In deze luchtvaartzaak heeft de kantonrechter van de Rechtbank Noord-Holland op 30 maart 2022 uitspraak gedaan in een geschil tussen een passagier en de vervoerder TAP Air Portugal. De passagier had een vervoersovereenkomst gesloten voor een vlucht van Brazilië via Portugal naar Amsterdam, maar miste zijn aansluitende vlucht door een vertraging van de eerste vlucht. De passagier vorderde compensatie van € 600,00 op basis van de Europese Verordening (EG) nr. 261/2004, evenals buitengerechtelijke incassokosten en proceskosten. De vervoerder betwistte de verschuldigdheid van de compensatie en stelde dat deze al was voldaan voordat het vorderingsformulier was ingediend.
De kantonrechter oordeelde dat de vervoerder inderdaad de compensatie had voldaan vóór de indiening van het vorderingsformulier, waardoor de hoofdsom werd afgewezen.

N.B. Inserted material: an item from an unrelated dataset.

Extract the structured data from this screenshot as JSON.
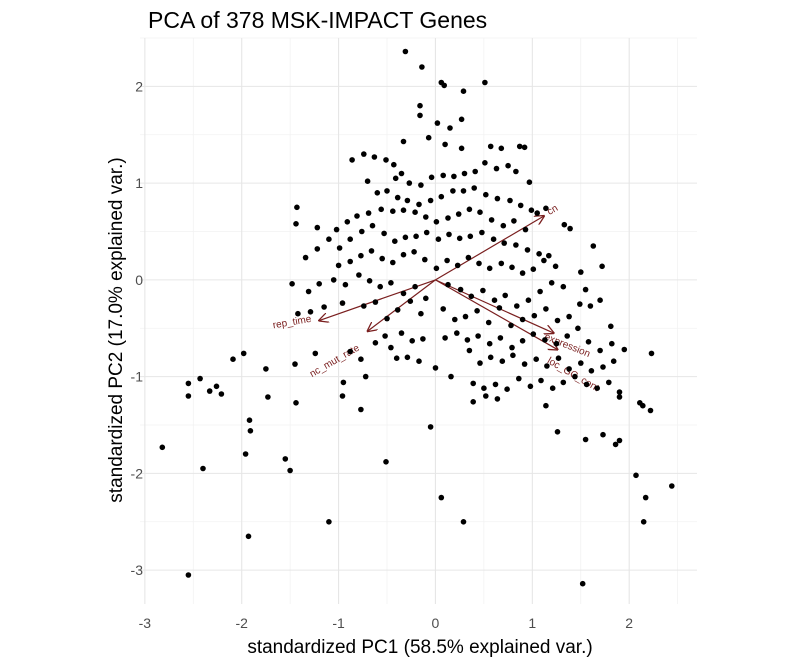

Echter, de kantonrechter kende wel een bedrag van € 108,90 toe aan buitengerechtelijke incassokosten, omdat de werkzaamheden van EUclaim B.V. voldoende aannemelijk waren gemaakt. De proceskosten werden eveneens toegewezen aan de passagier, omdat de vervoerder de compensatie net voor de vervaltermijn had voldaan, wat de passagier noopte om de procedure te starten om zijn vorderingsrecht te waarborgen.
De kantonrechter veroordeelde de vervoerder tot betaling van de buitengerechtelijke kosten en de proceskosten, met wettelijke rente vanaf 14 dagen na betekening van de beschikking. De overige vorderingen van de passagier werden afgewezen. Tegen deze beschikking staat geen hoger beroep open.